In an attempt to deliver timeless truth once and for all, much of 20th-century painting relentlessly purged the lie of the third dimension on a two-dimensional field. Line, space, and color themselves became the subject of art. In effect if not in conception, the visual style that resulted has its precedent in the working drawing. In a finished traditional work, individual marks are carefully layered to build a seamless surface, but in the working drawing line is put down quickly and is unencumbered, sitting plainly on the paper surface. Here it can be enjoyed for its own edge and turn, as well as for its descriptive function.
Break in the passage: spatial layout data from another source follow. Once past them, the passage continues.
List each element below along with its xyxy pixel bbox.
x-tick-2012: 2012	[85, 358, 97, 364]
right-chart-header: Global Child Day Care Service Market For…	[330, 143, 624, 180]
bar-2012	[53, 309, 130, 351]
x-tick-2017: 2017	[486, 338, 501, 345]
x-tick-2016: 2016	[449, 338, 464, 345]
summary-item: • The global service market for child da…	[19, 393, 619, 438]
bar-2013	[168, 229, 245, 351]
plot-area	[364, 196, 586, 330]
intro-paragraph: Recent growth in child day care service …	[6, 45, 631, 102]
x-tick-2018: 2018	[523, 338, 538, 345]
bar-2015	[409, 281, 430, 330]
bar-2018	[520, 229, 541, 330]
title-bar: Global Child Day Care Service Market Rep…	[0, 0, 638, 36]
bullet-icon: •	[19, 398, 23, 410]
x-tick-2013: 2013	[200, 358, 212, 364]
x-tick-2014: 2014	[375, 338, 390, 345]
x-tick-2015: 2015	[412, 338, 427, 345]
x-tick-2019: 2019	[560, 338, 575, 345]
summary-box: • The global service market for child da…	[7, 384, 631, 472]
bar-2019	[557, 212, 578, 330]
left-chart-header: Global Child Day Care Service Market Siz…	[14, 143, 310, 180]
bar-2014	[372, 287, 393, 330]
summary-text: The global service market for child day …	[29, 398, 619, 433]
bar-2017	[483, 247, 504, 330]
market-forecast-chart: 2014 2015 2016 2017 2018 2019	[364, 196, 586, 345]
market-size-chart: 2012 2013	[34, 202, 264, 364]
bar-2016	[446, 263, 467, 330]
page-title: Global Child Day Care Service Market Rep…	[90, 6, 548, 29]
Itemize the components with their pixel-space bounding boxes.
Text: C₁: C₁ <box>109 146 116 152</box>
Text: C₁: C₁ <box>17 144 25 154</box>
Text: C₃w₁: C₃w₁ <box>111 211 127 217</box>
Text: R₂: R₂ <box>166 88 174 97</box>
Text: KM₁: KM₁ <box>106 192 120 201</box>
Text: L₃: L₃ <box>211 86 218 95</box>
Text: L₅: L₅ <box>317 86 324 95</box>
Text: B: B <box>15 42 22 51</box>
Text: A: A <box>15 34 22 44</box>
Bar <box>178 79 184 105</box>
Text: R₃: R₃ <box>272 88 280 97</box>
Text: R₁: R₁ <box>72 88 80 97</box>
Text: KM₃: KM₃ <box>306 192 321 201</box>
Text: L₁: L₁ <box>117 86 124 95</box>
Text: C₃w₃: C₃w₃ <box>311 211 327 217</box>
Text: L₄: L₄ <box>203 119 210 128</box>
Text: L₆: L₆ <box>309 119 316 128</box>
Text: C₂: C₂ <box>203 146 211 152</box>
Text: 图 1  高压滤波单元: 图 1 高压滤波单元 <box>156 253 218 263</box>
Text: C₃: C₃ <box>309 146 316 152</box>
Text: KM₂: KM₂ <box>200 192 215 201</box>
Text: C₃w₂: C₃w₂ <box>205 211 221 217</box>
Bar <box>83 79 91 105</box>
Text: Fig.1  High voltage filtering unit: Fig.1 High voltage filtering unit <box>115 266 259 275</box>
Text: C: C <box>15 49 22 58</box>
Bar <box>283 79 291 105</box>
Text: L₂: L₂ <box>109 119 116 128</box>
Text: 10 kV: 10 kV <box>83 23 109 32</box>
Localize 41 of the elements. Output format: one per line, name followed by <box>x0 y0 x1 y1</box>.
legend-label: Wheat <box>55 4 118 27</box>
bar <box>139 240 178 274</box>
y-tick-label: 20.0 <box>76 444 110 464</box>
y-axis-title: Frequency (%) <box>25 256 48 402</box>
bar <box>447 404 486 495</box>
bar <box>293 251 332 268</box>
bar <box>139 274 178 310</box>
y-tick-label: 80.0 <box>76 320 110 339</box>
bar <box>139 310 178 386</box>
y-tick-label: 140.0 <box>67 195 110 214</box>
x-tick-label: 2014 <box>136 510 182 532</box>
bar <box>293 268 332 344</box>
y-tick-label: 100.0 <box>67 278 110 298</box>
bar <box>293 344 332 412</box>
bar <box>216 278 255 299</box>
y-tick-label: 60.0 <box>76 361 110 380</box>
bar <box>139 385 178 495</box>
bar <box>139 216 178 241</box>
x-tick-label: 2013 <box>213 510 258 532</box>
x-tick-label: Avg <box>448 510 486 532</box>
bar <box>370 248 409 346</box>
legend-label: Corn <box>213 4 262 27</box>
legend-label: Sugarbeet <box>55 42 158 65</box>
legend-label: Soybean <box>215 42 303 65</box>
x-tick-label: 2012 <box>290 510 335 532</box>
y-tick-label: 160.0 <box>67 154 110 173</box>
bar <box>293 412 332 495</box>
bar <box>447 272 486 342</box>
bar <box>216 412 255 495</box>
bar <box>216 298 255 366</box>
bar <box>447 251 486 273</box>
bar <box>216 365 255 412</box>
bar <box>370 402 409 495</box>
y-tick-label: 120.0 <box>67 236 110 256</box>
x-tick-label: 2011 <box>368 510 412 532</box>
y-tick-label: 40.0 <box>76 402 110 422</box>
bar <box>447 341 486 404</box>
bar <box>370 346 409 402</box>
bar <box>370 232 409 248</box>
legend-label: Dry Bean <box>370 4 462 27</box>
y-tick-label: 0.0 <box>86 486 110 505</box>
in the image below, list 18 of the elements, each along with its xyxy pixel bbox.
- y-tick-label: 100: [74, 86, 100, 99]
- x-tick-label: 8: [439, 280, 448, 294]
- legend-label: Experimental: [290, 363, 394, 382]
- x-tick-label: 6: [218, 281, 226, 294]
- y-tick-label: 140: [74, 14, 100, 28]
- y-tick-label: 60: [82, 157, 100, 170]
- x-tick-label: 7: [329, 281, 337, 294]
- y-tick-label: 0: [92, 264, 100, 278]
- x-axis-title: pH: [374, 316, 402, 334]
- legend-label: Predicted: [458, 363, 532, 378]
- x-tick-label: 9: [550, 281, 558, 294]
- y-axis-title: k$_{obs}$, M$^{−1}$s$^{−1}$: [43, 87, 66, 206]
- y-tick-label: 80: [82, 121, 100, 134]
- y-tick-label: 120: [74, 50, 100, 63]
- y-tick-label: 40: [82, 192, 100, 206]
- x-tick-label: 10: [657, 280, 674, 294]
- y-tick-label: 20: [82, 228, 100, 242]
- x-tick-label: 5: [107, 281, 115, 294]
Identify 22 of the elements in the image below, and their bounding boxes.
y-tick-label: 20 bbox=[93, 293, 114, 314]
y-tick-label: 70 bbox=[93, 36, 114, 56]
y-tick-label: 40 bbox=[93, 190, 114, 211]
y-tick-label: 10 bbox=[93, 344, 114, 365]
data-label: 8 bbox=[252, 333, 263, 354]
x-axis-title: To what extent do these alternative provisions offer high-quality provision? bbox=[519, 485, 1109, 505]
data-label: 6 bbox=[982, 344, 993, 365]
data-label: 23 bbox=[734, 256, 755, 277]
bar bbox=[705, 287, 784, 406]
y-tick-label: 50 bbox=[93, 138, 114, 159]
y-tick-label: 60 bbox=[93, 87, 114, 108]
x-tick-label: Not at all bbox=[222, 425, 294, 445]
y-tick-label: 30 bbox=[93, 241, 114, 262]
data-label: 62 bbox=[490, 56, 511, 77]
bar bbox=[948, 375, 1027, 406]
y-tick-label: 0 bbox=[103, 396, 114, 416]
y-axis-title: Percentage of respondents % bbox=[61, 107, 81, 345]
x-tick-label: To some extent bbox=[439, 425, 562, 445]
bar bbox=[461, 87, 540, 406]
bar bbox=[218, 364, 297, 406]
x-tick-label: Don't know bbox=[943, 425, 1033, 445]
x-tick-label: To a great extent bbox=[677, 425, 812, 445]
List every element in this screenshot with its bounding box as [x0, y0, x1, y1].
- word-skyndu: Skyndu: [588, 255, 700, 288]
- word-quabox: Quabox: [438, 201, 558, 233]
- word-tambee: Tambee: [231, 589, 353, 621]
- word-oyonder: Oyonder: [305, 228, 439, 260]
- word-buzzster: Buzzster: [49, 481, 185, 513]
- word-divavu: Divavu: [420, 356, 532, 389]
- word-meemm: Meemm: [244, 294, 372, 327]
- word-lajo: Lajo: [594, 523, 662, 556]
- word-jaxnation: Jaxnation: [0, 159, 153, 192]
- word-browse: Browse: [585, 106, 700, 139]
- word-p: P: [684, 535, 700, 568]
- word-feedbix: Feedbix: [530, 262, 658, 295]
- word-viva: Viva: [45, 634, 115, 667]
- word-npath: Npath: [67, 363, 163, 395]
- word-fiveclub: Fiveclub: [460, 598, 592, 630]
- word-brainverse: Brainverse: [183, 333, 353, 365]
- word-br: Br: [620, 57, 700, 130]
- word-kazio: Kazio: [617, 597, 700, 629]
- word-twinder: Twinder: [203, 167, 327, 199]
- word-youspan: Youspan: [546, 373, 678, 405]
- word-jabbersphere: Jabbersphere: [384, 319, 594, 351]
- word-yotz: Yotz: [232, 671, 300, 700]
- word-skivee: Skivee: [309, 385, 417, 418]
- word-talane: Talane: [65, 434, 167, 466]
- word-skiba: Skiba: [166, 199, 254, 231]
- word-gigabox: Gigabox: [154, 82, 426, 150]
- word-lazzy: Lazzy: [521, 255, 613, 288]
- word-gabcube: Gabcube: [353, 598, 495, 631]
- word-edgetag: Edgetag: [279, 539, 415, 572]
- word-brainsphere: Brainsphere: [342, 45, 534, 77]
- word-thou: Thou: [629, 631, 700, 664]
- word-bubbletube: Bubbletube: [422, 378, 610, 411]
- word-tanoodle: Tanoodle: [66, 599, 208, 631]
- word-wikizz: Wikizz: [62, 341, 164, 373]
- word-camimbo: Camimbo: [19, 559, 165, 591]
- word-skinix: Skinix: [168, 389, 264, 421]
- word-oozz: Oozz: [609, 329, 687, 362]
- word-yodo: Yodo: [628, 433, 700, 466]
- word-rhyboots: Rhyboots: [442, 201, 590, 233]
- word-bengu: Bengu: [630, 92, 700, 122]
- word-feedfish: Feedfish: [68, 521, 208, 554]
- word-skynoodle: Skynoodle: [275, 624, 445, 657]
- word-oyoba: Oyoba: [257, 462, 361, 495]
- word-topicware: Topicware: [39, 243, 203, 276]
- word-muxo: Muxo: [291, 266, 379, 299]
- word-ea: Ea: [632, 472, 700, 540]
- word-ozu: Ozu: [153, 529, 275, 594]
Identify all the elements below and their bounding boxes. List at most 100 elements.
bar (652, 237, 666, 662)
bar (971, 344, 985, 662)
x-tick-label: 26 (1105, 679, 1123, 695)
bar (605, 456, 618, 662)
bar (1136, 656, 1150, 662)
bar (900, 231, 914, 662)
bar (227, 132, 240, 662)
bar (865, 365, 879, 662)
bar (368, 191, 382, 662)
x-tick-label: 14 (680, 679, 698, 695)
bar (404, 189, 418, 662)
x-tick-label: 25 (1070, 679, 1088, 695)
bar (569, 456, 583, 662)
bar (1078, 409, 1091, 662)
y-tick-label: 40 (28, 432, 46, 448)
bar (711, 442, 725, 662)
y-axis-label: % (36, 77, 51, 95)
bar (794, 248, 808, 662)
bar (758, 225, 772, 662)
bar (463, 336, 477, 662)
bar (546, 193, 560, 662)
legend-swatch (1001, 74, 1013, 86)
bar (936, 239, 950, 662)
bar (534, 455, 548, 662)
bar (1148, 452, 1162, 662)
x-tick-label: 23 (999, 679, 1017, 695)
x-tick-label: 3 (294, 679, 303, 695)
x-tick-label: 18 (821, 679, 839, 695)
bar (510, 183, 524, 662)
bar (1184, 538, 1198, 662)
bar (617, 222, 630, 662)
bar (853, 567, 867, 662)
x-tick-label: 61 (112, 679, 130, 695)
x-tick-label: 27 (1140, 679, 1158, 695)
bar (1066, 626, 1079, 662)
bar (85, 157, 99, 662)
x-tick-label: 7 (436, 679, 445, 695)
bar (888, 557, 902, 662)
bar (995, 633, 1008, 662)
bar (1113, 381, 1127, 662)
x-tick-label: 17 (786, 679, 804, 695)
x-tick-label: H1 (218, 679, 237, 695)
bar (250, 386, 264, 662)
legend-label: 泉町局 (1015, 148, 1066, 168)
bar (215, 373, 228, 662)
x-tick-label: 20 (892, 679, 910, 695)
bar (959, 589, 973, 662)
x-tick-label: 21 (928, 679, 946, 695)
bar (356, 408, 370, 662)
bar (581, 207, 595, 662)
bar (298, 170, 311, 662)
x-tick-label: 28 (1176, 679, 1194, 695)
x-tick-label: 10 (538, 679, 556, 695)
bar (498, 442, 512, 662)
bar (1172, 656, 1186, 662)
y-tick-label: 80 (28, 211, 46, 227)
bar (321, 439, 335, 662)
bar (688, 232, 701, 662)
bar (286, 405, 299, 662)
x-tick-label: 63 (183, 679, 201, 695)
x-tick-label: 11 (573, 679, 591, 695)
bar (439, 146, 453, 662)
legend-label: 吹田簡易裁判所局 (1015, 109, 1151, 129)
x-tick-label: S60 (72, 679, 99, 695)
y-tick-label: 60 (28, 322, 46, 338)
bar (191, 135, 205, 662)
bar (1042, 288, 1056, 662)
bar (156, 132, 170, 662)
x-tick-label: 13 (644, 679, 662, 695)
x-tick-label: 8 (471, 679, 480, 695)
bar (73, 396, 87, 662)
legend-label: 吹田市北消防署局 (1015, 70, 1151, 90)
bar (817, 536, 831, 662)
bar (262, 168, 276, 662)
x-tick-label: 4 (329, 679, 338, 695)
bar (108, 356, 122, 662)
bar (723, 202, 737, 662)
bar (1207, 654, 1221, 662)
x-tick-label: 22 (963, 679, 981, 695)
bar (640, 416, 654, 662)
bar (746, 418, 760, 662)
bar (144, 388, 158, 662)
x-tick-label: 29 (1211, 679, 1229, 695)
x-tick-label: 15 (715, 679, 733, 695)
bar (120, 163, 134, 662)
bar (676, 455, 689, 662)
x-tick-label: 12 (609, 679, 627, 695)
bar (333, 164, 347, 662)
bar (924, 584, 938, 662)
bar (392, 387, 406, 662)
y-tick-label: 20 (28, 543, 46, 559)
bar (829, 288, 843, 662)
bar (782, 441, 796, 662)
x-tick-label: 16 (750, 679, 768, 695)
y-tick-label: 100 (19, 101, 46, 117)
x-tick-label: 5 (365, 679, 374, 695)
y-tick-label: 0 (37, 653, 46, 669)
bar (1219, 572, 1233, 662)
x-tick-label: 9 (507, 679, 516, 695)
Like Lucio Fontana, who opened two-dimensional space with a sharp knife, the working drawing addresses space in a literal way. The conventions of space-making—perspective, overlapping, shading—may all be present on the paper, but often they are neutralized by inconsistencies. These incongruities allow one to read the page as a lexicon of tricks rather than a consistent representation of depth. Space appears as a concept, a visual device to be mastered by the artist, rather than as an illusionistic setting.

The working drawing remains a generous format. Relieved of exhibition dread, the artist is free to invent, make mistakes, and wander. This process corresponds to the process of thought itself—periods of sustained observation on a single topic are buffeted by whimsy, emotion, accident, stray ideas, and daily life. Leonardo da Vinci’s notebooks are wonderful examples of thinking made visual. The great doodler presents synergistic pages of mathematics, anatomy, weapons, architecture, and a pretty face. The working drawing is essentially a scratch pad for those who have become eloquent in a basic skill. The informality of the form is an invitation to invention. As viewers, we are privy to the image of creativity itself.

Most often, drawing is less illusionistic than painting—its colors more limited, its techniques harder to disguise. It tends to present itself as an artifice more than as a window onto the world; it is more clearly an abstraction of life. Representation of nature, then, is not the central issue here. The working drawing is about process. It is a tool to identify and to investigate areas of interest. It shares with the 20th century a preference for the motion of getting somewhere rather than for the stasis of being there. It is a momentary settling of possibilities rather than a timeless solution called the masterpiece.

Working drawings avoid absolutes and are open to changes in circumstance. This is the core of their contemporary appeal. Line, light, space, and subject are allowed to shift abruptly to accommodate a new idea. Impulse orders the working drawing, the same impulse that in the 20th century snickered at convention and called itself the avant-garde.

Mike Glier is an artist who lives in Hoosick, New York.